1 lamb shoulder trimmed
3 cloves garlic, minced
5 thick eggplants
500g/1.1lb ripe tomatoes, skinned and diced
1 onion, finely diced
2 capsicums, finely diced
150g/5oz button mushrooms, no stems, sliced
1/4 cup Besan flour
150g/5oz Manchego cheese, grated
1/4 cup stock (or water)
Salt and pepper
* deep roasting tray approximately 23cm/9in x 43cm/17in; baking paper

Method:

1. Switch oven on to 200C/392F. Rub the lamb shoulder with salt, pepper and garlic, place into the baking bag and tie. Put the tray with lamb into the oven. Once the temperature gets to 200C/392F put timer to 30 minutes, after that reduce to 150C/300F and cook for an hour. As the last step, reduce to 100C/212F and keep the meat for two hours. If the lamb is done a night before, you can switch the oven off and leave the lamb in the oven overnight for the best result.
2. Once the meat is cool enough to touch, pull all the meat apart. Cover and put aside.
3. Cut the eggplants into 5mm/0.2in thick slices, and soak them in lightly salted water for at least 10 minutes. Then bake them in single layers for 10 minutes at 180C/356F, using the oiled baking paper (the eggplant slices should not brown).
4. In the deep pan, cook onion, garlic, tomatoes, and capsicum on low heat for 10 minutes. Alternatively, you can use ready to use 800g/1.7lb of your favourite tomato and capsicum based sauce. Mix in the Besan flour and half of the cheese, also the stock, lamb, and mushrooms. Heat the sauce through, simmer on low for 5 minutes and switch off the stove.

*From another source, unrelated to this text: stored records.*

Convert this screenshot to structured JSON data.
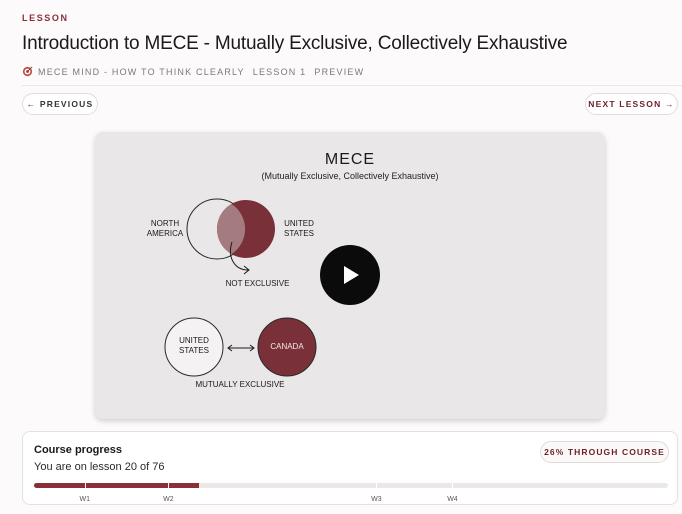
{
  "eyebrow": "LESSON",
  "title": "Introduction to MECE - Mutually Exclusive, Collectively Exhaustive",
  "meta": {
    "course": "MECE MIND - HOW TO THINK CLEARLY",
    "lesson": "LESSON 1",
    "status": "PREVIEW",
    "icon": "target-icon"
  },
  "nav": {
    "previous_label": "← PREVIOUS",
    "next_label": "NEXT LESSON →"
  },
  "video": {
    "title": "MECE",
    "subtitle": "(Mutually Exclusive, Collectively Exhaustive)",
    "labels": {
      "north_america_1": "NORTH",
      "north_america_2": "AMERICA",
      "us_top_1": "UNITED",
      "us_top_2": "STATES",
      "not_exclusive": "NOT EXCLUSIVE",
      "us_bottom_1": "UNITED",
      "us_bottom_2": "STATES",
      "canada": "CANADA",
      "mutually_exclusive": "MUTUALLY EXCLUSIVE"
    },
    "play_icon": "play-icon"
  },
  "progress": {
    "title": "Course progress",
    "subtitle": "You are on lesson 20 of 76",
    "badge": "26% THROUGH COURSE",
    "fraction": 0.26,
    "weeks": [
      {
        "label": "W1",
        "at": 0.08
      },
      {
        "label": "W2",
        "at": 0.212
      },
      {
        "label": "W3",
        "at": 0.54
      },
      {
        "label": "W4",
        "at": 0.66
      }
    ]
  },
  "colors": {
    "accent": "#8a2e38",
    "circle_fill": "#7a3038"
  }
}
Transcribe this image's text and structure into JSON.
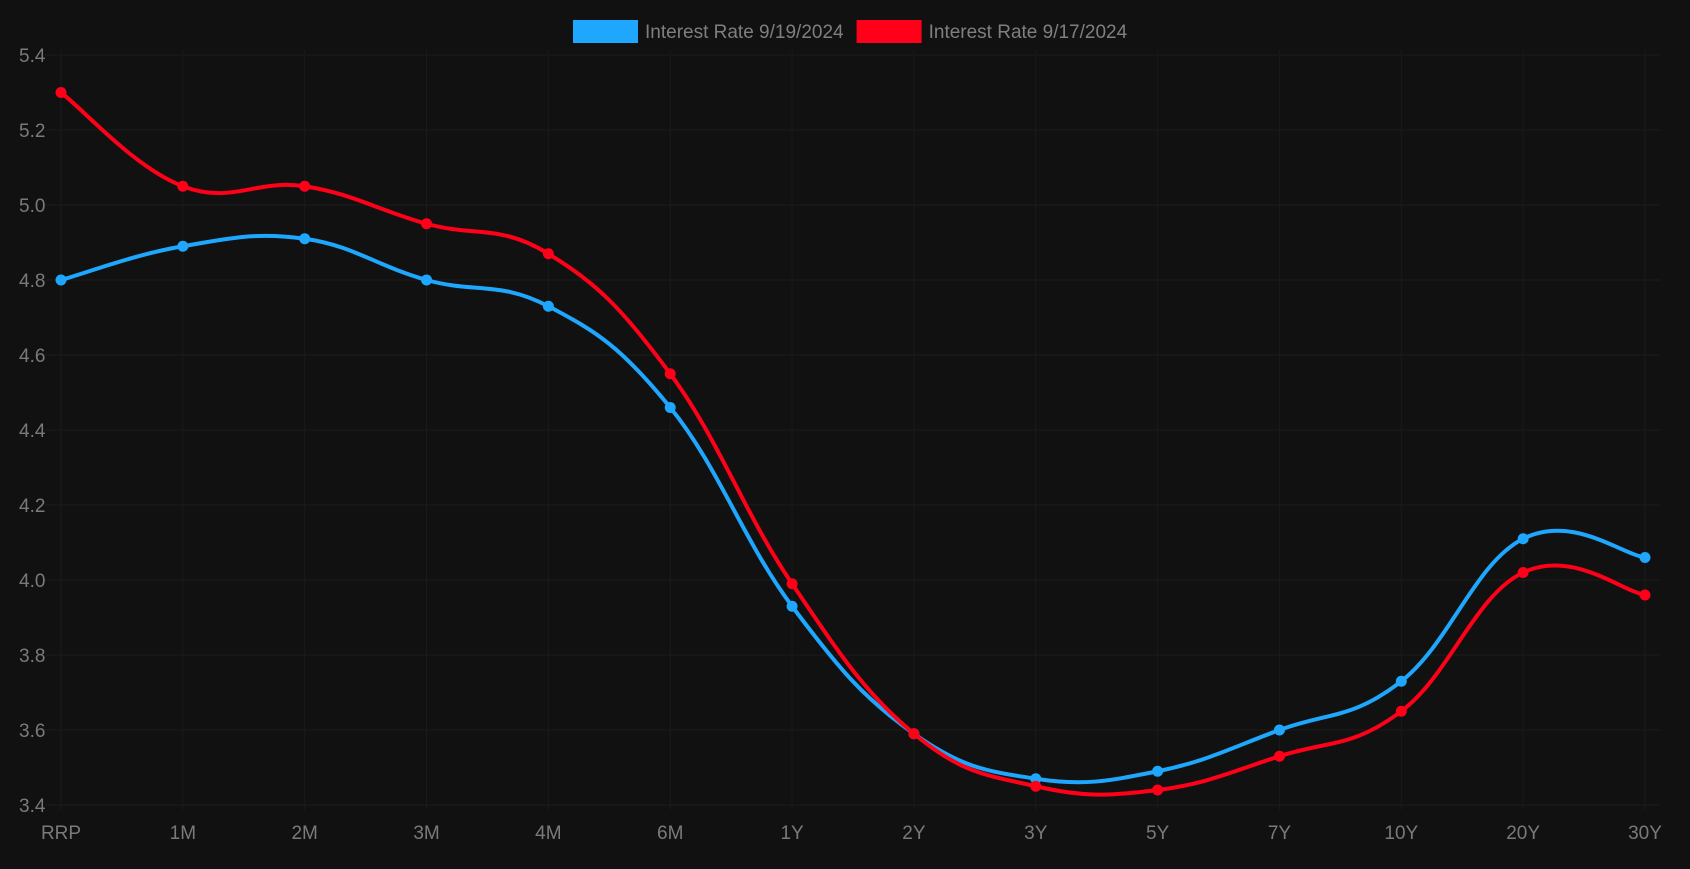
{
  "chart_data": {
    "type": "line",
    "categories": [
      "RRP",
      "1M",
      "2M",
      "3M",
      "4M",
      "6M",
      "1Y",
      "2Y",
      "3Y",
      "5Y",
      "7Y",
      "10Y",
      "20Y",
      "30Y"
    ],
    "series": [
      {
        "name": "Interest Rate 9/19/2024",
        "color": "#1ea7fd",
        "values": [
          4.8,
          4.89,
          4.91,
          4.8,
          4.73,
          4.46,
          3.93,
          3.59,
          3.47,
          3.49,
          3.6,
          3.73,
          4.11,
          4.06
        ]
      },
      {
        "name": "Interest Rate 9/17/2024",
        "color": "#ff0018",
        "values": [
          5.3,
          5.05,
          5.05,
          4.95,
          4.87,
          4.55,
          3.99,
          3.59,
          3.45,
          3.44,
          3.53,
          3.65,
          4.02,
          3.96
        ]
      }
    ],
    "yticks": [
      "5.4",
      "5.2",
      "5.0",
      "4.8",
      "4.6",
      "4.4",
      "4.2",
      "4.0",
      "3.8",
      "3.6",
      "3.4"
    ],
    "ylim": [
      3.4,
      5.4
    ],
    "legend_position": "top-center",
    "grid": true,
    "background_color": "#111111"
  }
}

5. Use the deep tray to make a single layer using the egg plant slices, then distribute half of the lamb sauce. Repeat with another layer of eggplants and lamb. Make the last layer using the ten best eggplant slices and evenly cover with the second half of cheese. Cover the tray with aluminium and bake at 180C/356F for 35 minutes. For crispy cheese and eggplant top layer, bake without aluminium.